Wednesday, February 15, 2017

A Question on Ass-Backward Libertarianism

HC emails as a follow up to the post, The Open Borders Question, Part 2:

Briefly: I could dispute other parts of your response, in particular how some of what I wrote was interpreted, but I am interested in your declaration of ABL.

Say the State has (actually) disarmed everyone and taken a monopoly on crime prevention, punishment, and retribution. Now say a hypothetical person is out writing articles about the right of all to protect themselves, and the economic efficiency to be gained by private actors protecting their own private property.

If some gang is at the same time going around breaking into houses, is it ABL to advocate for the State to do the job it has assumed for itself? To publicly advocate that the State send out the gendarmes? To say, "Ideally, and hopefully in the future, we will all be able to defend ourselves. But if we are robbed blind and murdered before that day, then all of my advocacy will be for nothing."

What if the State monopolized education and only taught Keynesianism. Would it be ABL to advocate that the State schools teach Austrian economics? because it is a State school? What if our hypothetical person was given a job as Education Czar, where they were allowed to determine curriculum, but not abolish the State education monopoly; would it be ABL to use that position/power to mandate Man, Economy, & State in every classroom? What if education had previously been only daycare, and as Ed. Czar you could mandate that they study MES instead of the ceiling tiles? ABL?

I feel like you are taking the easy way out a bit (ha! nothing we do is the "easy way out," but I hope you get the spirit of my comment) by looking only at each act in isolation, and not at each act as connected to a larger network of acts/outcomes.

As for my reference to common law and juries, and your mention of arbitration: I totally agree! Arbitration, even trial by combat is perfectly acceptable. And no one would have to submit to a jury trial; and if they did they would not have to submit to the decision. They would risk social consequences, such as blackballing, but it would be their right. I also never "centrally planned" anything; I suggested what I think will be a useful component of a PPS. What I mean is that, to the extent that someone in a PPS wanted to deal with others in their community, they would benefit from a general common understanding of how to deal with each other (precedents), and from those nearest to their situation coming together to judge disputes.

This is all I have time for, for now.

Thanks again!


 RW response:

I should begin by discussing what I mean by Ass-Backward Libertarianism. I have written:
I consider an ABL to be any libertarian, who upon recognizing a distorting intervention by government in free markets and a free society, calls for another installment in the direction of socialism.  They are not aware that they are advocating another step toward socialism.
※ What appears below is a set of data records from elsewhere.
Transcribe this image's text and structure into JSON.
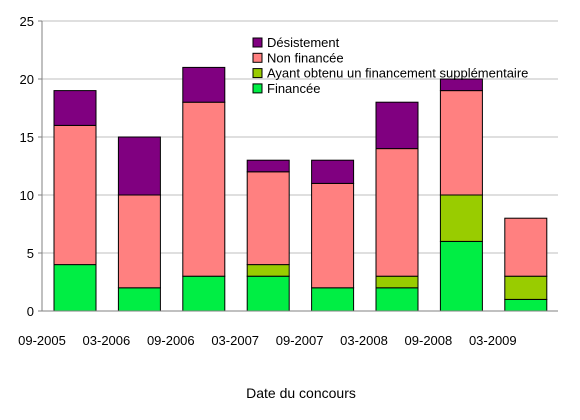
{
  "chart_data": {
    "type": "bar",
    "stacked": true,
    "categories": [
      "09-2005",
      "03-2006",
      "09-2006",
      "03-2007",
      "09-2007",
      "03-2008",
      "09-2008",
      "03-2009"
    ],
    "series": [
      {
        "name": "Financée",
        "color": "#00ee44",
        "values": [
          4,
          2,
          3,
          3,
          2,
          2,
          6,
          1
        ]
      },
      {
        "name": "Ayant obtenu un financement supplémentaire",
        "color": "#99cc00",
        "values": [
          0,
          0,
          0,
          1,
          0,
          1,
          4,
          2
        ]
      },
      {
        "name": "Non financée",
        "color": "#ff8080",
        "values": [
          12,
          8,
          15,
          8,
          9,
          11,
          9,
          5
        ]
      },
      {
        "name": "Désistement",
        "color": "#800080",
        "values": [
          3,
          5,
          3,
          1,
          2,
          4,
          1,
          0
        ]
      }
    ],
    "legend_order": [
      "Désistement",
      "Non financée",
      "Ayant obtenu un financement supplémentaire",
      "Financée"
    ],
    "xlabel": "Date du concours",
    "ylabel": "",
    "ylim": [
      0,
      25
    ],
    "yticks": [
      0,
      5,
      10,
      15,
      20,
      25
    ],
    "grid": true,
    "legend_position": "top-right"
  }
}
They believe that their call for interventionism is the only sound policy move that can be made, never once recognizing they are calling for more bricks to be laid on the ever more stifling socialist wall that prevents us from entering a land of pure freedom.
In other words, the eye must be kept on advancing liberty, If a government has already taken a monopoly position on crime prevention, well then, we really have no choice but to use their "services." This is not moving against liberty in the sense that we are calling for an expansion of government but dealing the best we can with the current interventionist state. The way we use government sidewalks and roads.

However, I would consider it an expansion of the state where say protection "services' are currently provided by a city but individuals call for new Federal "protection." If a city can't get its act together to police its own, why should taxpayers from the rest of the country be forced to fund the protection? Further, the expansion of Federal police is a very slippery slope. What will they be used to police next? That kind of expansion no libertarian should ever advocate.

As far as education is concerned, I have no problem advocating for allowing the study of Austrian school economic theory in public schools. That is an increase in liberty. However, I would not be in favor of making it mandatory. That would be a step in the direction away from liberty,

If a  curriculum was already mandated and all that could be changed were the topics studied, I would be in favor of listing mandatory Austrian and libertarian topics but only because the mandatory element was already there and thus not a move away from liberty. But this is really a far-fetched example, it is very unlikely you are going to find a public school government that is going to make a curriculum mandatory and then let slip in curriculum items that argue in favor of abandoning mandatory curriculum.